The U.S. Supreme Court on June 30 struck down President Donald Trump’s executive order excluding children of illegal immigrants and legal temporary visitors from automatic birthright citizenship.
Chief Justice John Roberts wrote the majority opinion in the case, which is known as Trump v. Barbara.
“A child born on American soil and subject to American law was made an American citizen,” Roberts wrote.
Justices Clarence Thomas, Neil Gorsuch, and Samuel Alito dissented.
Justice Brett Kavanaugh concurred in part and dissented in part.
Trump’s Executive Order 14160 focuses on the 14th Amendment’s citizenship clause, which states: “All persons born or naturalized in the United States, and subject to the jurisdiction thereof, are citizens of the United States and of the state wherein they reside.”
The executive order states that the amendment has never been interpreted to bestow citizenship universally on everyone born in the United States. According to the order, an individual born in the United States is not “subject to the jurisdiction thereof” if that person’s mother was unlawfully present in the country and the individual’s father was not a U.S. citizen or lawful permanent resident at the time of the person’s birth.

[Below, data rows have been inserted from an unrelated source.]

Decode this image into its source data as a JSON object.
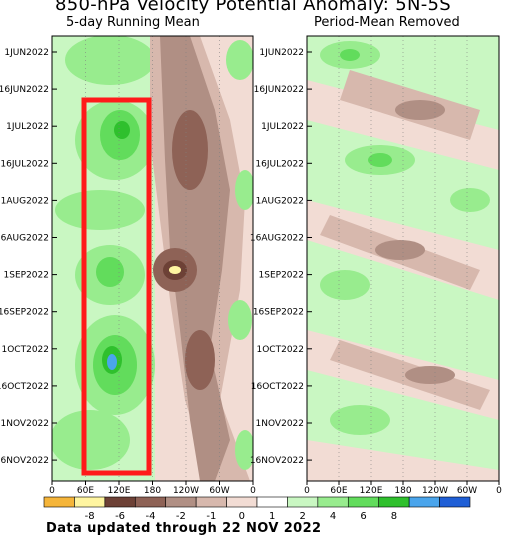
{
  "title": "850-hPa Velocity Potential Anomaly: 5N-5S",
  "footer": "Data updated through 22 NOV 2022",
  "chart_data": [
    {
      "type": "heatmap",
      "subtitle": "5-day Running Mean",
      "y_axis": {
        "direction": "time, top to bottom",
        "ticks": [
          "1JUN2022",
          "16JUN2022",
          "1JUL2022",
          "16JUL2022",
          "1AUG2022",
          "16AUG2022",
          "1SEP2022",
          "16SEP2022",
          "1OCT2022",
          "16OCT2022",
          "1NOV2022",
          "16NOV2022"
        ]
      },
      "x_axis": {
        "ticks": [
          "0",
          "60E",
          "120E",
          "180",
          "120W",
          "60W",
          "0"
        ]
      },
      "annotation": "red rectangle highlighting 60E-180, 25 JUN 2022 - 22 NOV 2022",
      "highlight": {
        "x_from": "60E",
        "x_to": "180",
        "t_from": "25JUN2022",
        "t_to": "22NOV2022",
        "color": "#ff1a1a"
      }
    },
    {
      "type": "heatmap",
      "subtitle": "Period-Mean Removed",
      "y_axis": {
        "direction": "time, top to bottom",
        "ticks": [
          "1JUN2022",
          "16JUN2022",
          "1JUL2022",
          "16JUL2022",
          "1AUG2022",
          "16AUG2022",
          "1SEP2022",
          "16SEP2022",
          "1OCT2022",
          "16OCT2022",
          "1NOV2022",
          "16NOV2022"
        ]
      },
      "x_axis": {
        "ticks": [
          "0",
          "60E",
          "120E",
          "180",
          "120W",
          "60W",
          "0"
        ]
      }
    }
  ],
  "colorbar": {
    "labels": [
      "-8",
      "-6",
      "-4",
      "-2",
      "-1",
      "0",
      "1",
      "2",
      "4",
      "6",
      "8"
    ],
    "colors": [
      "#f5b53a",
      "#fff5a0",
      "#6d4136",
      "#8e6256",
      "#b08f84",
      "#d7b8ad",
      "#f2dcd4",
      "#ffffff",
      "#c9f7c2",
      "#98ec8e",
      "#62dc5c",
      "#2fc02d",
      "#4aa5ec",
      "#1f5fd6"
    ]
  }
}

In other words, the executive order excluded the children of illegal immigrants and legal temporary visitors from automatic birthright citizenship.
Trump had said on March 30 that the country’s current birthright citizenship rule, which arose out of the 14th Amendment, was created to grant citizenship to freed slaves and their children, not to children born to temporary visitors.
His order states that “the Fourteenth Amendment has never been interpreted to extend citizenship universally to everyone born within the United States.”
A federal district court in New Hampshire temporarily blocked the executive order, finding it likely contradicts the 14th Amendment and Section 1401 of Title 8 of the U.S Code, enacted in 1952, which generally mirrors the 14th Amendment.
The federal government appealed to the U.S. Court of Appeals for the First Circuit, but did not wait for a ruling and asked the Supreme Court to intervene. In the meantime, the appeals court upheld a preliminary injunction blocking the executive order in a separate case.
This is a developing story and will be updated.